Officers of the law stood back as paid terrorist informers were allowed to murder innocent people. It's a shameful commentary of the British state's involvement in a dirty war. Haddock - codenamed Roxy - had been recruited to save lives, as it was thought his information would haul Ulster back from the precipice.
Ironically, it was his intervention which foiled a potentially devastating bomb attack on Monaghan. Such an attack would have provoked memories of the UVF bomb raids on Dublin and Monaghan in 1974 which left 33 people dead. For the first time, the Sunday World can reveal how loyalist paramilitaries planned a blitz, while their own representatives were helping to negotiate a peace settlement at Stormont.
In February 1997, Haddock contacted his police handlers. He met them in the car park of a leisure centre, a stone's throw from the Mount Vernon estate. We can reveal the terror boss arrived with a holdall which he placed in the back seat of his handler's car. "I've got something for you," he said.
NOTORIOUS: Mark Haddock was commander of the Mount Vernon Unit in Belfast
Reaching inside the bag, Haddock lifted out a transparent container which contained a jelly-like substance. On top of the object was a flashing red light. Haddock had delivered the bomb intended for Sinn Fein's Monaghan offices to his police handler. Before he could be questioned further he jumped out of the car and fled, leaving his handler with what appeared to a primed bomb in his hands. Police sources have told the Sunday World the handler was left stunned.

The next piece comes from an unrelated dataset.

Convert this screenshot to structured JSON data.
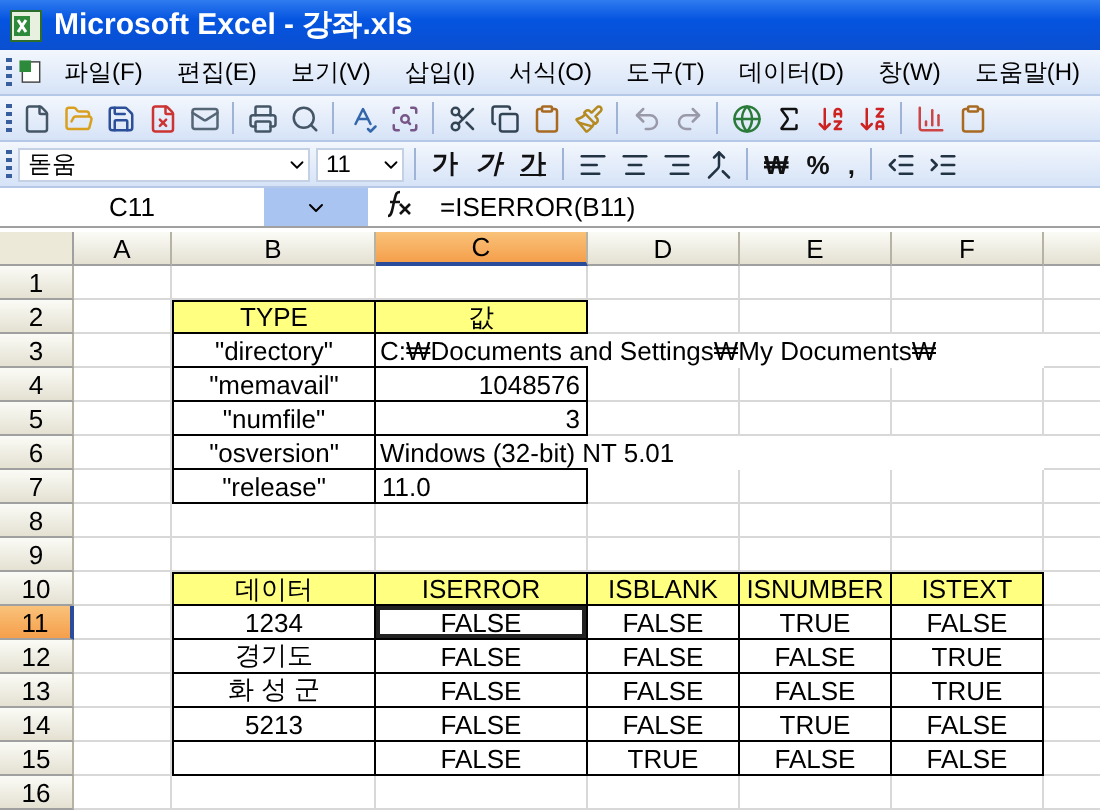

Terrified the device would detonate, he drove away from the leisure centre before contacting senior officers. It later emerged that Special Branch were already aware of the UVF bomb plot, but had allowed Haddock's meeting with his CID handler to go ahead. There had been growing concern among some officers that UVF terrorists were allowed to commit murder with impunity. Some felt Haddock's CID handler was being set up by Special Branch.
The bomb was taken away and the Powergell explosives replaced by a harmless substance. It was later transported to the intended target, but had been rendered useless.
Sickening
THUG: Darren MooreInsiders have told the Sunday World that they believe countless lives were saved by Haddock's intervention, but questions remain over RUC Special Branch involvement in the episode, which allowed an agent to meet a fellow officer with a primed bomb.
"This was an officer who had expressed concern that Haddock had been allowed to commit crimes, including murder. Special Branch were worried he was going to blow Haddock out of the water," a retired RUC source told us.
We cannot name the Special Branch officers identified in the documents for legal reasons, but they were responsible for recruiting dozens of paramilitary informers. But instead of preventing death, it resulted in a sickening killing spree. At the centre of the State's shame is the UVF's Mount Vernon unit. Run by Haddock, it is thought they carried out 12 murders in a three-year period, all with the knowledge of senior police officers.
Aided by fellow Mount Vernon goons Willie Young, Darren Moore, Will Glendinning, John Bond and Gary Haggarty, he and Special Branch have the blood of innocents on their hands. Recruited in 1991, Haddock became hooked on murder. His intervention in the Monaghan bomb plan was a rare 'success'.
Haddock used his position as an informer to carry out countless sectarian murders, in return for information such as that which prevented a cross border bombing raid. Special Branch, though, just turned a blind eye.